Shifting Developmental Trajectories During Critical Periods of Brain Formation

Abstract

Critical periods of brain development are epochs of heightened plasticity driven by environmental influence necessary for normal brain function. Recent studies are beginning to shed light on the possibility that timely interventions during critical periods hold potential to reorient abnormal developmental trajectories in animal models of neurological and neuropsychiatric disorders. In this review, we re-examine the criteria defining critical periods, highlighting the recently discovered mechanisms of developmental plasticity in health and disease. In addition, we touch upon technological improvements for modeling critical periods in human-derived neural networks in vitro. These scientific advances associated with the use of developmental manipulations in the immature brain of animal models are the basic preclinical systems that will allow the future translatability of timely interventions into clinical applications for neurodevelopmental disorders such as intellectual disability, autism spectrum disorders (ASD) and schizophrenia.

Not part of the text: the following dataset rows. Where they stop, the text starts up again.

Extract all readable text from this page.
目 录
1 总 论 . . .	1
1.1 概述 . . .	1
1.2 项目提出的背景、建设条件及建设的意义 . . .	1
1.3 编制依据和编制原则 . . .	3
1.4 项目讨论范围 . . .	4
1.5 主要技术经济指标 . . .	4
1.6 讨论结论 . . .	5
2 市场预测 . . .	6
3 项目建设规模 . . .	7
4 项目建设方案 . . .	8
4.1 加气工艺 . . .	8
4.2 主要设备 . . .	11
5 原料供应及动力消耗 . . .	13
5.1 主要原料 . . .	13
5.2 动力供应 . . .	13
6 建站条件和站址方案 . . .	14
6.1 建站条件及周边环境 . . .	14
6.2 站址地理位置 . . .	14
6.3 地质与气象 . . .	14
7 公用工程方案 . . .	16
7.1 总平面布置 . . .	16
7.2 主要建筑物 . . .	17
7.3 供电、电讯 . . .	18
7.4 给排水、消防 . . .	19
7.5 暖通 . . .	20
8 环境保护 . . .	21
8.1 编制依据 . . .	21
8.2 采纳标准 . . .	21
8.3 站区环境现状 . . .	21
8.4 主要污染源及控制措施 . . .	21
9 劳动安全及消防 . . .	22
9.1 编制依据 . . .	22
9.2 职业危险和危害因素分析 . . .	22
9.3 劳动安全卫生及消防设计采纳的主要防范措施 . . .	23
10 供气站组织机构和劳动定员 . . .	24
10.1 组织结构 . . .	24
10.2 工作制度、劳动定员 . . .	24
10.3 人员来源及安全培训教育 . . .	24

Keywords: brain organoids; critical period; development; neurodevelopmental disorders; plasticity.

Figure 1

Principles of critical periods compared to sensitive periods of plasticity. (A) Critical periods in brain development represent narrow time windows of heightened plasticity driven by environmental input. Closure of critical periods is achieved through molecular brakes that constrain plasticity and allow for permanent structural consolidation of one of a few possible connectivity patterns. (B) Sensitive periods in brain development represent broad time windows of gradual change in plasticity driven by environmental input. Sensitive periods are not closed by molecular constrains and can be further reopen by changing environmental cues. The consolidation of one of a broad range of possible patterns of connectivity is reversible and remains functionally dynamic.

Figure 2

Critical events during embryonic and postnatal periods of brain development that impact adult brain function. Scheme shows a timeline of the key stages in the development of neuronal networks in the mouse brain (embryonic critical period: E12 to E18; Perinatal critical period: P0-P10; late postnatal critical period: P10-P40). It summarizes the events that occur during brain maturation and leads to long-term alterations. OD, ocular dominance; ENOs, early network oscillations; GDP, giant depolarizing potentials; GABA, switch from excitatory to inhibitory.

Figure 3

Fate plasticity during corticogenesis. (A) Schematic of corticogenesis (left panel) showing three populations of progenitor cells: neuroepithelial cells (in black), apical progenitors (light blue) and intermediate progenitors (dark blue). Apical progenitors (radial glia) within the ventricular zone (VZ) initially expand their population and generate neurons and intermediate progenitors. As corticogenesis proceeds, intermediate progenitors (within the SVZ) as well as apical progenitors generate neurons. (B) Temporal progression of neurogenic stage (right panel) shows apical progenitors around embryonic stage (E) 12.5 that give rise to early born deep-layer pyramidal neurons. In the standard temporal progression of corticogenesis apical progenitors at E15.5 give rise to late-born upper-layer pyramidal neurons. Apical progenitors at E15.5 can change their neurogenic state, a process named “fate plasticity” and give rise to late-born deep-layer pyramidal neurons under specific conditions such as cell hyperpolarization or reactivation of Wnt-signaling. VZ, ventricular zone; SVZ, subventricular zone; IZ, intermediate zone; CP, cortical plate; MZ, marginal zone; V_rest, resting membrane potential.

Figure 4

3D brain organoids for modeling human brain development and neurodevelopmental disorders in vitro. Cerebral organoids are 3D brain models derived from human induced-pluripotent stem cells (iPSCs). 3-D brain organoids generated by Velasco et (; top panel) are consistent in size and reproducibly present a spectrum of cell types. 3-D cerebral assembloids (middle panel) are formed of a pallium-like organoid (dorsal) and a subpallium-like organoid (ventral) and can recapitulate GABAergic interneuron migration. Air-liquid interface cerebral organoids (ALI-Cos; bottom panel) show an improved neural survival and can therefore be suitable to assay critical periods of programmed cell death. Neurons within ALI-COs form axon bundles over long-distances mimicking long-range projections.